I am sure many readers will just glance at the few first paragraphs of this propaganda press release and walk away thinking that Medicaid is more cost effective than private insurance. But, unsurprisingly to the rest of us and in true government form, it is grossly more expensive per person. Now imagine what single-payer would look like? Actually, don’t imagine, go look at the taxes in the numerous large countries with diverse populations who opted for such systems. No, thank you.

anna russo July 15, 2017 at 2:59 pm

One of the great things about Obamacare (there are many) is that for the first time EVER, the working poor have access to health insurance.

Yeah, at the taxpayers expense….

anna russo July 15, 2017 at 3:01 pm

@John Levin
“and one that I am very proud to support through my taxes.”

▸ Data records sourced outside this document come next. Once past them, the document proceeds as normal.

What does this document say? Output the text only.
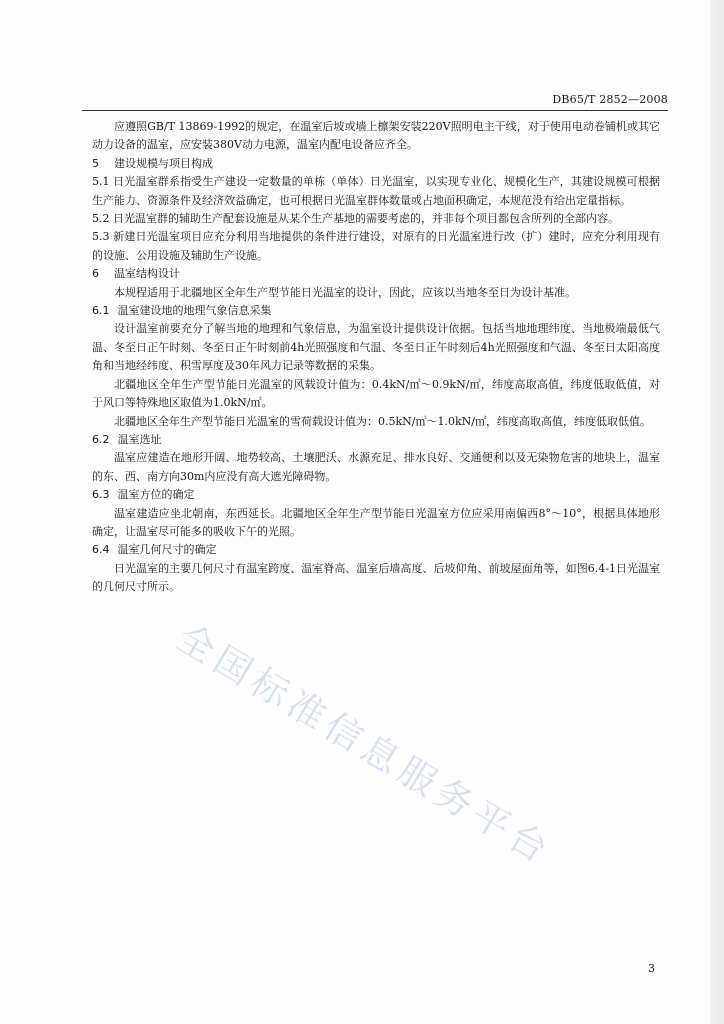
DB65/T 2852—2008

应遵照GB/T 13869-1992的规定，在温室后坡或墙上檩架安装220V照明电主干线，对于使用电动卷铺机或其它动力设备的温室，应安装380V动力电源，温室内配电设备应齐全。

5 建设规模与项目构成

5.1 日光温室群系指受生产建设一定数量的单栋（单体）日光温室，以实现专业化、规模化生产，其建设规模可根据生产能力、资源条件及经济效益确定，也可根据日光温室群体数量或占地面积确定，本规范没有给出定量指标。

5.2 日光温室群的辅助生产配套设施是从某个生产基地的需要考虑的，并非每个项目都包含所列的全部内容。

5.3 新建日光温室项目应充分利用当地提供的条件进行建设，对原有的日光温室进行改（扩）建时，应充分利用现有的设施、公用设施及辅助生产设施。

6 温室结构设计

本规程适用于北疆地区全年生产型节能日光温室的设计，因此，应该以当地冬至日为设计基准。

6.1 温室建设地的地理气象信息采集

设计温室前要充分了解当地的地理和气象信息，为温室设计提供设计依据。包括当地地理纬度、当地极端最低气温、冬至日正午时刻、冬至日正午时刻前4h光照强度和气温、冬至日正午时刻后4h光照强度和气温、冬至日太阳高度角和当地经纬度、积雪厚度及30年风力记录等数据的采集。

北疆地区全年生产型节能日光温室的风载设计值为：0.4kN/㎡～0.9kN/㎡，纬度高取高值，纬度低取低值，对于风口等特殊地区取值为1.0kN/㎡。

北疆地区全年生产型节能日光温室的雪荷载设计值为：0.5kN/㎡～1.0kN/㎡，纬度高取高值，纬度低取低值。

6.2 温室选址

温室应建造在地形开阔、地势较高、土壤肥沃、水源充足、排水良好、交通便利以及无染物危害的地块上，温室的东、西、南方向30m内应没有高大遮光障碍物。

6.3 温室方位的确定

温室建造应坐北朝南，东西延长。北疆地区全年生产型节能日光温室方位应采用南偏西8°～10°，根据具体地形确定，让温室尽可能多的吸收下午的光照。

6.4 温室几何尺寸的确定

日光温室的主要几何尺寸有温室跨度、温室脊高、温室后墙高度、后坡仰角、前坡屋面角等，如图6.4-1日光温室的几何尺寸所示。

全国标准信息服务平台
3
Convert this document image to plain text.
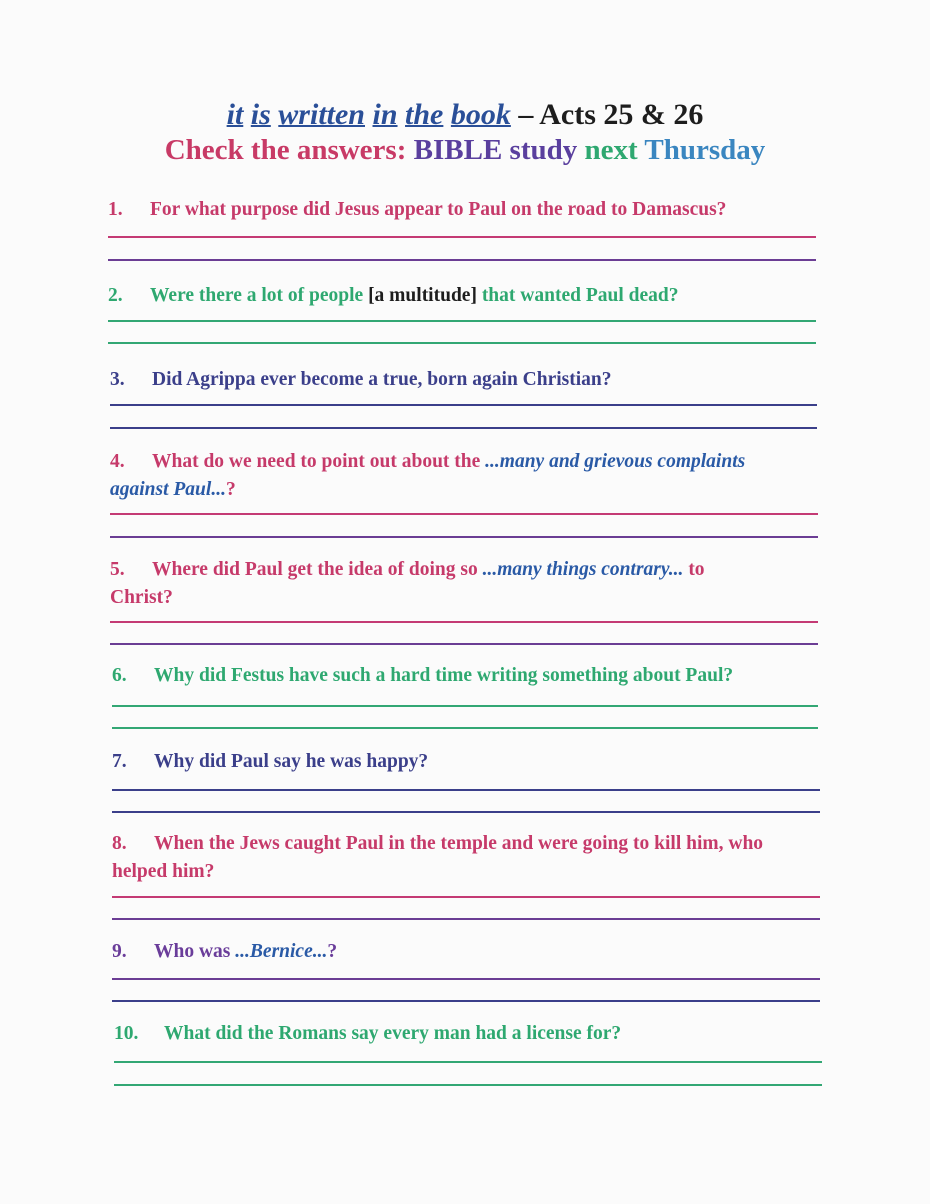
it is written in the book – Acts 25 & 26
Check the answers: BIBLE study next Thursday
1. For what purpose did Jesus appear to Paul on the road to Damascus?
2. Were there a lot of people [a multitude] that wanted Paul dead?
3. Did Agrippa ever become a true, born again Christian?
4. What do we need to point out about the ...many and grievous complaints
against Paul...?
5. Where did Paul get the idea of doing so ...many things contrary... to
Christ?
6. Why did Festus have such a hard time writing something about Paul?
7. Why did Paul say he was happy?
8. When the Jews caught Paul in the temple and were going to kill him, who
helped him?
9. Who was ...Bernice...?
10. What did the Romans say every man had a license for?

Then, please, pay my share and I’ll support the organizations that I want to endorse.

Didn’t think so…

Dawn July 17, 2017 at 7:20 am

And let us not forget that the appointment that cost the non-insured $200 cost the Medicaid and private insured participant $20. How can good doctors survive without becoming a robot with no actual time spent getting to know a patient and their needs.

Peter Franz July 17, 2017 at 8:03 am

Do people actually think that when the working poor get ill, and go to the emergency room because they have no insurance. . . that they don’t wind up paying for it? Much more for it?

This is a complex topic, and “I don’t want to pay for other’s insurance” is the kind of foolish head-in-the-sand attitude that sees the USA pay the most for healthcare in the modern world. . . with amongst the worst outcomes.

The longer we pretend we can point fingers at each other instead of realize what other nations have already learned, we will continue to finish last.

anna russo July 18, 2017 at 12:54 pm

@Peter, so it’s foolish not to care for your own self? Take responsibility for your own self?

Are you one of those people that it is a god given right to have insurance? That it’s right up there with the right to life, liberty and happiness? Don’t think so.

Bryan Meek July 18, 2017 at 2:07 pm

@Peter. Please then explain why ER visits are up after Obamacare? The problem with Obamacare and other programs is that they completely ignore the laws of supply and demand. Doctors are retiring and refusing new patients at record levels thanks to this failed legislation. It would have cost a fraction to insure the 15 million people without insurance than does Obamacare, which upended the entire industry and put states like ours on a path to bankruptcy.